The study investigated the impact of crude oil imports and exports on carbon dioxide emission in Nigeria from 1980 to 2020.The study employed ADF and Dickey-Fuller GLS unit root testing procedure and the Autoregressive Distributed Lag (ARDL) and granger causality test for analysis. Data for the study is sourced from the World Bank’s development indicators and CBN statistical bulletin for various years. The dependent variable is carbon dioxide emission (CO2) while explanatory variables includes oil import (M), oil export (X), gross domestic product (Y) for economic growth, total factor productivity (TFP) for technological progress and innovation, oil price (OP) and nominal exchange rate (EXR). Findings in the study show; First, the contribution of oil import to carbon dioxide emission is positively signed and statistically significant at 5percent level in both long run and short run. Secondly, the coefficient of oil export exhibit positive effect on carbon dioxide emission but only significant in the short run at 10percent level.

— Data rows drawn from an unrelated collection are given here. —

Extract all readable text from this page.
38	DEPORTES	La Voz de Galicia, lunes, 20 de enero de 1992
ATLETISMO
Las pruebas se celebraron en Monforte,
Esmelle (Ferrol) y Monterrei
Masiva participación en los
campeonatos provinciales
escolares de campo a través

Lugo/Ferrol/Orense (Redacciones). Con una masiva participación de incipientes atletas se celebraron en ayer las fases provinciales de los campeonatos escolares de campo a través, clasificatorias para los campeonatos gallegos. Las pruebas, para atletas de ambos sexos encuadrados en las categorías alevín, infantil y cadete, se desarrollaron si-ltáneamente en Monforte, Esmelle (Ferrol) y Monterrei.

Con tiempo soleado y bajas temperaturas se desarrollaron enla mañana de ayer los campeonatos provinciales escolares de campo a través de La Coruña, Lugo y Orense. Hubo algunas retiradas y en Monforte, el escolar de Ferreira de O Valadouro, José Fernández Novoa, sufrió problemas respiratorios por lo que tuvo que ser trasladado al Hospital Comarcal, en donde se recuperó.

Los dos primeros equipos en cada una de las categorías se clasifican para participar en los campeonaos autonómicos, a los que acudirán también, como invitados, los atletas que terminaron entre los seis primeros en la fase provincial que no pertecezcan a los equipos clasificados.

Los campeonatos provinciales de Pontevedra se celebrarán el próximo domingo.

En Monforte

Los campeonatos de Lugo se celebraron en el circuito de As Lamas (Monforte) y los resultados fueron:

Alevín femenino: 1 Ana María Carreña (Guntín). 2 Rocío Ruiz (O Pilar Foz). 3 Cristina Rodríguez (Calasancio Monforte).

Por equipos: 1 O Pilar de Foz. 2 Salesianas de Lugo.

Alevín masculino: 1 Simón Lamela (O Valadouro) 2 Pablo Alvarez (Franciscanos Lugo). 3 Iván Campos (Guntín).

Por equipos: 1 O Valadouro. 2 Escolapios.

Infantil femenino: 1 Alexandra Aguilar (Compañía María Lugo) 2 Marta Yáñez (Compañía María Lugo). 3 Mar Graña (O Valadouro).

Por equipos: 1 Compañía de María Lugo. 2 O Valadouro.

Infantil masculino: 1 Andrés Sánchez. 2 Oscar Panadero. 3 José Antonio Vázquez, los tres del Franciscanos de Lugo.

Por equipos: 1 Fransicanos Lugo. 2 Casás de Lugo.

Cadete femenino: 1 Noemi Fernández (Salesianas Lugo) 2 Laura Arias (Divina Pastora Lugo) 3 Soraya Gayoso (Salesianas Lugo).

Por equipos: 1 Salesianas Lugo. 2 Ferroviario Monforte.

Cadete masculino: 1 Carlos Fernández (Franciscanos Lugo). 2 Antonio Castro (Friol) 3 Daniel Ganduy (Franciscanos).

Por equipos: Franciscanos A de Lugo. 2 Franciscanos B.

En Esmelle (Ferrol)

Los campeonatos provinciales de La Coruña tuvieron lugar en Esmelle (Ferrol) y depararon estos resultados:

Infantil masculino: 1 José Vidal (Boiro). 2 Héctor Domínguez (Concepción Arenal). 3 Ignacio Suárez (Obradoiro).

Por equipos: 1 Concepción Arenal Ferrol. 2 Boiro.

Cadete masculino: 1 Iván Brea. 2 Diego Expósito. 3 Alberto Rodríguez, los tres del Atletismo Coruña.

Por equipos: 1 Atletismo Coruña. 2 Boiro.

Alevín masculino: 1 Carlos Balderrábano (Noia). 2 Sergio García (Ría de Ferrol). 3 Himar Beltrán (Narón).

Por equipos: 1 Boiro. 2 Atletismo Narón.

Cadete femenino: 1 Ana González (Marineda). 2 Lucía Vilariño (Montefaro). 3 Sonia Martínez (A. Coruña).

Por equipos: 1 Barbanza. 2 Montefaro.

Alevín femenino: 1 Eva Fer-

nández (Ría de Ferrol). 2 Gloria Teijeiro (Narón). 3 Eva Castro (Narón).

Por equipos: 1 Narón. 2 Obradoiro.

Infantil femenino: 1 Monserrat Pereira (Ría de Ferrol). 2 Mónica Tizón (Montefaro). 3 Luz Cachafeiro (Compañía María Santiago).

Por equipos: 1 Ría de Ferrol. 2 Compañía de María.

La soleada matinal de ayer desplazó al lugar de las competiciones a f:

Thirdly, there exist a unidirectional causation between oil import, oil export on carbon dioxide emission but not vice versa. The study concludes that the positive values of oil import and oil export pose serious environmental threat given the rise in carbon dioxide emission. The study therefore, recommends that the policymakers particularly the Nigerian government need to diversify the economy from oil-based to non-oil based, which will go a long way in reducing environmental challenges emanating from crude oil production.